NCERT Class 11 Physics Chapter 5 (Work, Energy and Power) is structured so each part builds on the previous one. Potential Energy Conservation connects directly to neighbouring parts via shared definitions, units, and methodology. The MyAiSchool lesson cross-references related concepts with internal links so students can navigate the whole chapter as one connected story rather than disconnected fragments.
What types of CBSE board questions come from Potential Energy Conservation?
CBSE board questions from Potential Energy Conservation typically include: (1) 1-mark MCQs on definitions and formulas, (2) 2-mark short-answer derivations or applications, (3) 3-mark numerical problems with units, (4) 5-mark long-answer derivations followed by application.
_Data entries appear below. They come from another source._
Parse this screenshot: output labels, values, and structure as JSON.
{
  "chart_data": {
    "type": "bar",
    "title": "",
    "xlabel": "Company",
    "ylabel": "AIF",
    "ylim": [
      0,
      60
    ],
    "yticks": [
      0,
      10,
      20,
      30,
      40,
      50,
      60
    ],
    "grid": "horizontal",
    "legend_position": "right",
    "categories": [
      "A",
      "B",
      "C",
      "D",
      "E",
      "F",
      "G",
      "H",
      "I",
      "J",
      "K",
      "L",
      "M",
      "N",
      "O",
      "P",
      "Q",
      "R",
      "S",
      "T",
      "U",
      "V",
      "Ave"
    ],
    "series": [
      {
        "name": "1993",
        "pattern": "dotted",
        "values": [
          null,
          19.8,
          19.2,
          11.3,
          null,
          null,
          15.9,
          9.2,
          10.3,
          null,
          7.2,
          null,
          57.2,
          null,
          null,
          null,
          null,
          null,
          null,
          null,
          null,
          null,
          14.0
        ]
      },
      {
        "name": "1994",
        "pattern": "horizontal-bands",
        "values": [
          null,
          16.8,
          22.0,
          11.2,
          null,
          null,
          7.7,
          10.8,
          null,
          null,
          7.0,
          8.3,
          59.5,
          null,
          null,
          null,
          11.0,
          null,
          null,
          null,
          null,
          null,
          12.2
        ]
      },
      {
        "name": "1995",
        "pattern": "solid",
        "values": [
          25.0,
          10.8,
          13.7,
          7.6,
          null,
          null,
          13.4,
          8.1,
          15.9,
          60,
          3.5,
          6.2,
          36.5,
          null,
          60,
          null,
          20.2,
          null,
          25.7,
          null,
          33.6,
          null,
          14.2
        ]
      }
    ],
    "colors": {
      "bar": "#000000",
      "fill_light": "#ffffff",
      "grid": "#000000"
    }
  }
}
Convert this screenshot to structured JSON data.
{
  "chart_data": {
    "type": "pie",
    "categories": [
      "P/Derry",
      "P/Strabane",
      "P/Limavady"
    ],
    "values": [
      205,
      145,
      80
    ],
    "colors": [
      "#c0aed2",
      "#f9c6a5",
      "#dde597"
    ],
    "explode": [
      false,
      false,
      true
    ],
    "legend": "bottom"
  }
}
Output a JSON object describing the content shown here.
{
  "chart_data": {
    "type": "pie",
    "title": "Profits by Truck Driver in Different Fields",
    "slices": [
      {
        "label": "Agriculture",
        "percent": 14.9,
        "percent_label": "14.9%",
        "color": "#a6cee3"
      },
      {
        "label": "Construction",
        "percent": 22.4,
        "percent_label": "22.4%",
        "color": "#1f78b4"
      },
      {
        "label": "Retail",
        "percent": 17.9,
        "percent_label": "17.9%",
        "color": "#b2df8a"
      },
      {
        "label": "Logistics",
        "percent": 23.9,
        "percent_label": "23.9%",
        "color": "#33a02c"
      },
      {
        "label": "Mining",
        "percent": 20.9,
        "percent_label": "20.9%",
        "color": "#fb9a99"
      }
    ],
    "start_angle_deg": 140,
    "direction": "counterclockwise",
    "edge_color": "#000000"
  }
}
The MyAiSchool lesson tags each Competency-Based Question (CBQ) with Bloom level (L1-L6) so students know how to study for each weight.
How can students use the interactive simulation effectively?
The interactive simulation in the Potential Energy Conservation lesson allows students to adjust input parameters (sliders or selectors) and see physical quantities update in real time. To use it effectively: (1) try extreme values to understand limiting cases, (2) compare with the analytical formula, (3) check unit consistency, (4) test special configurations from worked examples. The simulation reinforces conceptual intuition that pure formula manipulation cannot.